Ma se le DAT sono un'estensione del consenso informato alle terapie, quel ragazzo che tipo di informazione avrà?

Come si fa ad essere davvero informati di una malattia (nemmeno nominata!) se siamo in piena salute e abbiamo la vita davanti a noi?

Ci penserà il medico di famiglia ad informare compiutamente il ragazzo?

Motivazione giuridica
L'articolo 4 comma 1 del progetto di legge prevede che “Le DAT non sono obbligatorie, sono redatte in forma scritta con atto avente data certa e firma del soggetto interessato maggiorenne, in piena capacità di intendere e di volere dopo una compiuta e puntuale informazione medico-clinica , e sono raccolte esclusivamente dal medico di medicina generale che contestualmente le sottoscrive”.

Come fa il medico di base a dare ad un diciottenne in piena salute una compiuta e puntuale informazione medico-clinica che riguardi il suo futuro?

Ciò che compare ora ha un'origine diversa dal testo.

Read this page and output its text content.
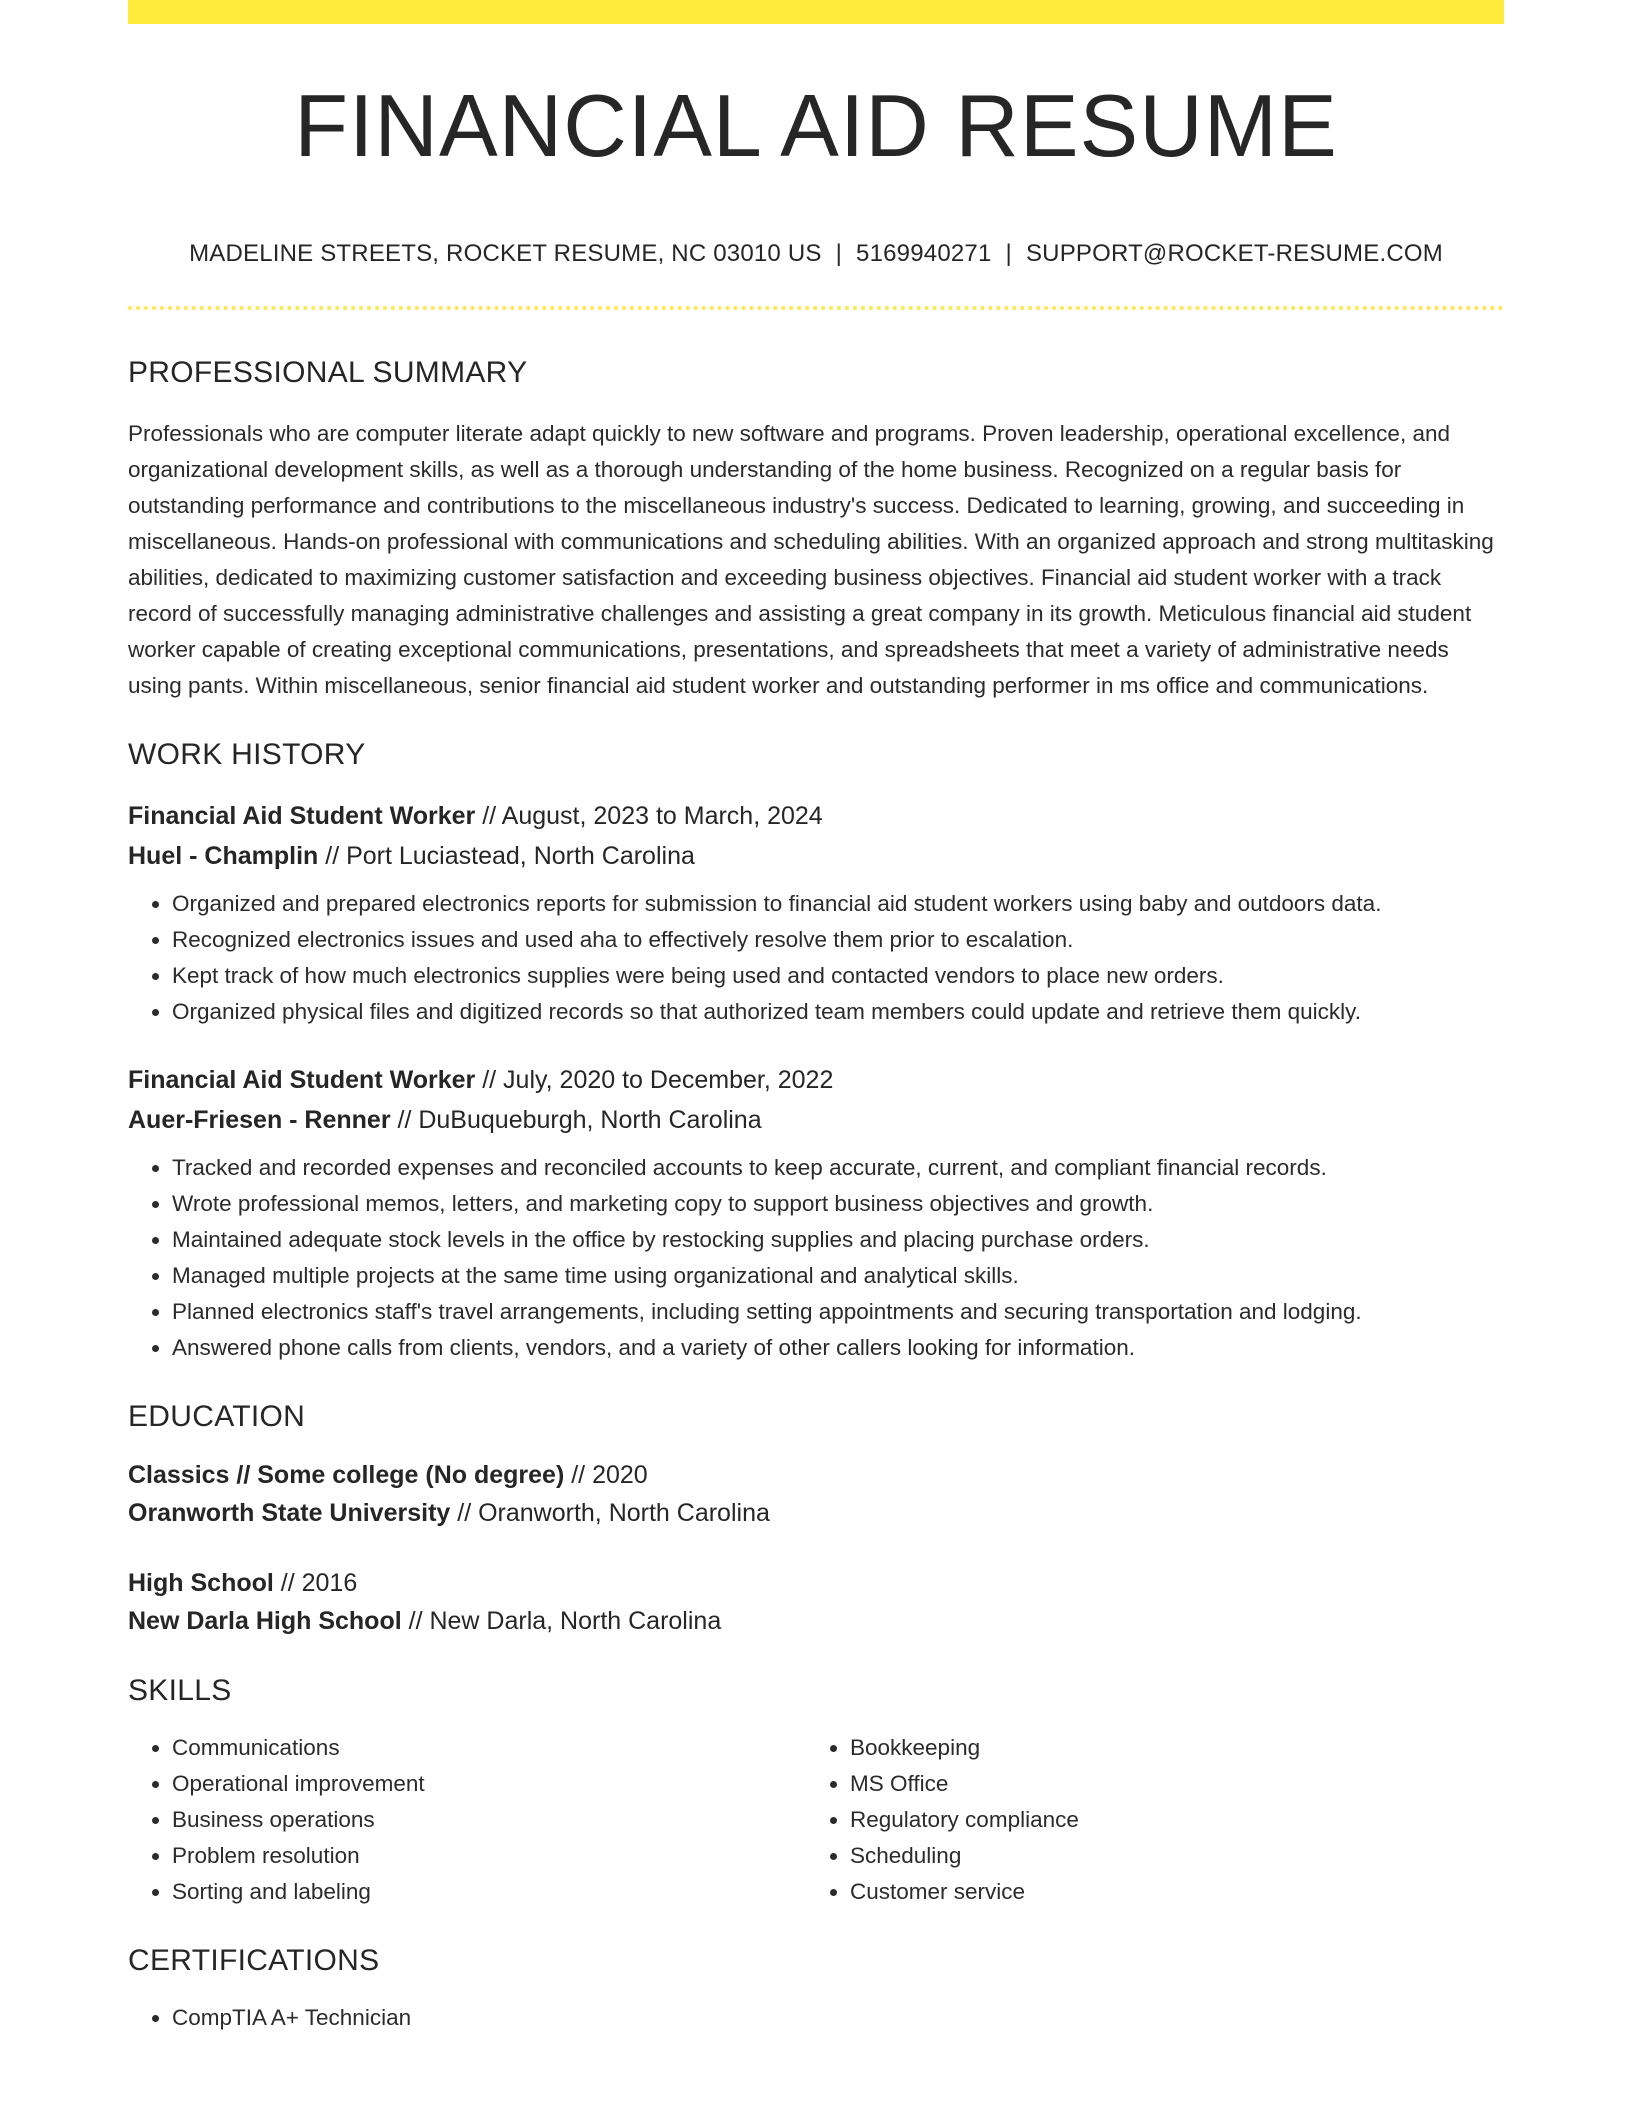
FINANCIAL AID RESUME
MADELINE STREETS, ROCKET RESUME, NC 03010 US | 5169940271 | SUPPORT@ROCKET-RESUME.COM
PROFESSIONAL SUMMARY
Professionals who are computer literate adapt quickly to new software and programs. Proven leadership, operational excellence, and organizational development skills, as well as a thorough understanding of the home business. Recognized on a regular basis for outstanding performance and contributions to the miscellaneous industry's success. Dedicated to learning, growing, and succeeding in miscellaneous. Hands-on professional with communications and scheduling abilities. With an organized approach and strong multitasking abilities, dedicated to maximizing customer satisfaction and exceeding business objectives. Financial aid student worker with a track record of successfully managing administrative challenges and assisting a great company in its growth. Meticulous financial aid student worker capable of creating exceptional communications, presentations, and spreadsheets that meet a variety of administrative needs using pants. Within miscellaneous, senior financial aid student worker and outstanding performer in ms office and communications.
WORK HISTORY
Financial Aid Student Worker // August, 2023 to March, 2024
Huel - Champlin // Port Luciastead, North Carolina
• Organized and prepared electronics reports for submission to financial aid student workers using baby and outdoors data.
• Recognized electronics issues and used aha to effectively resolve them prior to escalation.
• Kept track of how much electronics supplies were being used and contacted vendors to place new orders.
• Organized physical files and digitized records so that authorized team members could update and retrieve them quickly.
Financial Aid Student Worker // July, 2020 to December, 2022
Auer-Friesen - Renner // DuBuqueburgh, North Carolina
• Tracked and recorded expenses and reconciled accounts to keep accurate, current, and compliant financial records.
• Wrote professional memos, letters, and marketing copy to support business objectives and growth.
• Maintained adequate stock levels in the office by restocking supplies and placing purchase orders.
• Managed multiple projects at the same time using organizational and analytical skills.
• Planned electronics staff's travel arrangements, including setting appointments and securing transportation and lodging.
• Answered phone calls from clients, vendors, and a variety of other callers looking for information.
EDUCATION
Classics // Some college (No degree) // 2020
Oranworth State University // Oranworth, North Carolina
High School // 2016
New Darla High School // New Darla, North Carolina
SKILLS
• Communications
• Operational improvement
• Business operations
• Problem resolution
• Sorting and labeling
• Bookkeeping
• MS Office
• Regulatory compliance
• Scheduling
• Customer service
CERTIFICATIONS
• CompTIA A+ Technician
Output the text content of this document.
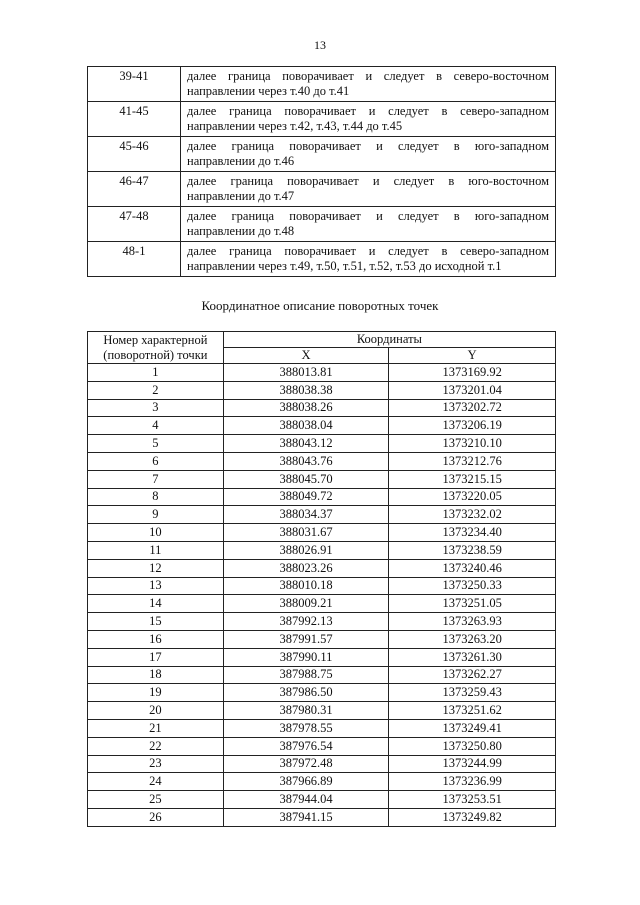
13
39-41	далее граница поворачивает и следует в северо-восточном
направлении через т.40 до т.41

41-45	далее граница поворачивает и следует в северо-западном
направлении через т.42, т.43, т.44 до т.45

45-46	далее граница поворачивает и следует в юго-западном
направлении до т.46

46-47	далее граница поворачивает и следует в юго-восточном
направлении до т.47

47-48	далее граница поворачивает и следует в юго-западном
направлении до т.48

48-1	далее граница поворачивает и следует в северо-западном
направлении через т.49, т.50, т.51, т.52, т.53 до исходной т.1
Координатное описание поворотных точек
Номер характерной
(поворотной) точки	Координаты	
	X	Y
1	388013.81	1373169.92
2	388038.38	1373201.04
3	388038.26	1373202.72
4	388038.04	1373206.19
5	388043.12	1373210.10
6	388043.76	1373212.76
7	388045.70	1373215.15
8	388049.72	1373220.05
9	388034.37	1373232.02
10	388031.67	1373234.40
11	388026.91	1373238.59
12	388023.26	1373240.46
13	388010.18	1373250.33
14	388009.21	1373251.05
15	387992.13	1373263.93
16	387991.57	1373263.20
17	387990.11	1373261.30
18	387988.75	1373262.27
19	387986.50	1373259.43
20	387980.31	1373251.62
21	387978.55	1373249.41
22	387976.54	1373250.80
23	387972.48	1373244.99
24	387966.89	1373236.99
25	387944.04	1373253.51
26	387941.15	1373249.82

Dovrebbe rappresentare al ragazzo tutte le malattie da cui potrebbe essere affetto nei prossimi 80 anni, di qualunque tipo (e se il ragazzo da grande viaggerà? Sarà meglio anche parlare delle malattie tropicali …), nonché di tutti gli incidenti ed accidenti che gli potrebbero capitare nella vita; dovrà poi descrivere i sintomi di ciascuna malattia o trauma, le possibili evoluzioni, la percentuale di guarigione, gli effetti della malattia sul corpo e sulla mente, lo stato della ricerca scientifica sulle malattie (in 80 anni qualche progresso ci sarà!) ecc. ecc.

La “compiuta informazione medico clinica” nelle DAT è palesemente una finzione.